I tried using a homomorphism from $\mathbb{Z}[x] \rightarrow \mathbb{Q}$ defined by $\varphi(f(x)) = f(q)$ for a fixed $q \in \mathbb{Q}$. When $q$ is a root this could be useful, but that's all I've managed to come up with, and I'm unclear how to proceed.
On
A ring homomorphism $\Bbb Z[X]/(f(X))\to\Bbb Q$ is essentially a ring homomorphism $\phi:\Bbb Z[X]\to\Bbb Q$ with the property that $\phi(f(X))=0$.
The ring homomorphisms $\Bbb Z[X]\to\Bbb Q$ all have the form $\phi_q:g(X)\mapsto g(q)$ for $q\in\Bbb Q$, as you say. This map induces a homomorphism $\Bbb Z[X]/(f(X))\to\Bbb Q$ iff $\phi_q(f(X))=0$. But $\phi_q(f(X))=f(q)$.
On
Recall that a map between unital rings $\mathbb{Z}[X] \xrightarrow{q} A$ is determined by $q(X)$. Moreover, if $q_x := q(X)$, then $q(f) = f(q_x)$. This comes from writing $f$ as a sum of monomials, expanding and using that $f(X) = q_x$. Hence all morphisms $\mathbb{Z}[X] \to A$ are an evaluation.
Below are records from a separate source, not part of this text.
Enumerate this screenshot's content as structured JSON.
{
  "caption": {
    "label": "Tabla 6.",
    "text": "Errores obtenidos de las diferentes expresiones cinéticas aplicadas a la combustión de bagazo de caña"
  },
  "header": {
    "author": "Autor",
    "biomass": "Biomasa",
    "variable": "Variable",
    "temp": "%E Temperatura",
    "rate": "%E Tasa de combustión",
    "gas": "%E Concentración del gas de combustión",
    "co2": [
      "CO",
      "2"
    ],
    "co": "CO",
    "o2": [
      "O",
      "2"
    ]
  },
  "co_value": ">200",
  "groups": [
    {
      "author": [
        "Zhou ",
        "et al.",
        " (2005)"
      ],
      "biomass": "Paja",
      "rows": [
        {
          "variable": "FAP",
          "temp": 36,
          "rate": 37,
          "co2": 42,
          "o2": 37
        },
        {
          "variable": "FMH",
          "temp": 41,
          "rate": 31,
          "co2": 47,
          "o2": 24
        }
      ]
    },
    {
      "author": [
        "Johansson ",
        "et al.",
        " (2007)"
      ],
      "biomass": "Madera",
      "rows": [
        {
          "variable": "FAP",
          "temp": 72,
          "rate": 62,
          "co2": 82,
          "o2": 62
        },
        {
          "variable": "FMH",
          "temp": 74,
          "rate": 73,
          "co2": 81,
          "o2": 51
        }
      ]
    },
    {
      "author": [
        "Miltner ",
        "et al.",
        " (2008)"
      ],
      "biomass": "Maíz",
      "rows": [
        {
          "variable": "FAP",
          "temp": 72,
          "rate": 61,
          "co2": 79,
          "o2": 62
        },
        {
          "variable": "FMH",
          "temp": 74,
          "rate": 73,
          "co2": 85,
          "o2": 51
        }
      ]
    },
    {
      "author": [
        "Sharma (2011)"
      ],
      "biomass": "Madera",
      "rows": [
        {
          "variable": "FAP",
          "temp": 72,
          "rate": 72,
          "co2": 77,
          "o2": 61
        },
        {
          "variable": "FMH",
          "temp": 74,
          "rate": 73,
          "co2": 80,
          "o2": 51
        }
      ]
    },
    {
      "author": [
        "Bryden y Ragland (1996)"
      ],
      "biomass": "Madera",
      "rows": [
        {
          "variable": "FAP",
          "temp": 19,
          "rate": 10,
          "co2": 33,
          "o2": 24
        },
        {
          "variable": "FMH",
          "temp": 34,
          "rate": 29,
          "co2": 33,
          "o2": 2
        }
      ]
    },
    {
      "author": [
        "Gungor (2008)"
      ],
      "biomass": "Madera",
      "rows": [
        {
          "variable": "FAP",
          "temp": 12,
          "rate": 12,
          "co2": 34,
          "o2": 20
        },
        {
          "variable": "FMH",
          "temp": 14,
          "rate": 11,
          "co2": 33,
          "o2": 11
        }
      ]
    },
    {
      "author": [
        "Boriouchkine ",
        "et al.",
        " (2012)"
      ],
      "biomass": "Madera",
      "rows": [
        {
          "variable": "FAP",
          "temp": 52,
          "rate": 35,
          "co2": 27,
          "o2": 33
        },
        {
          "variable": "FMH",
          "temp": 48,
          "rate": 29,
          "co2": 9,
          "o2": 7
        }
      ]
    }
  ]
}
So, take $ev_x$ an evaluation map from $\mathbb{Z}[X]$ to $\mathbb{Q} \ni x$. If $f(x) = ev_x(f) = 0$, then $(f) \subset \ker(ev_x)$ and so $ev_x$ factors through $\mathbb{Z}[X]/(f)$. To see this you can appeal to the first isomorphism theorem.
Reciprocally, if you have a morphism $q : \mathbb{Z}[X]/(f) \to \mathbb{Q}$, then you have a morphism $g = q\pi$ defined as the following composition,
$$ \mathbb{Z}[X] \xrightarrow{\pi} \mathbb{Z}[X]/(f) \xrightarrow{q} \mathbb{Q}. $$
We have proved that $g \equiv ev_x$ for some rational $x$. Thus,
$$ f(x) = ev_x(f) = g(f) = q\pi(f) = q(0) = 0, $$
which concludes the proof.
The following lemma will be useful.
Lemma. Let $\varphi: A \to B$ be a ring homomorphism and $I$ be an ideal of $A$. Then $\varphi$ descends to a homomorphism $\overline{\varphi}: A/I \to B$ iff $I \subseteq \ker(\varphi)$.
You've defined the map \begin{align*} \varphi: \mathbb{Z}[x] &\to \mathbb{Q}\\ g(x) &\mapsto g(q) \end{align*} Can you see why you can apply the lemma to get a map on the quotient? (As a note, you shouldn't use $f(x)$ to refer to two different things.)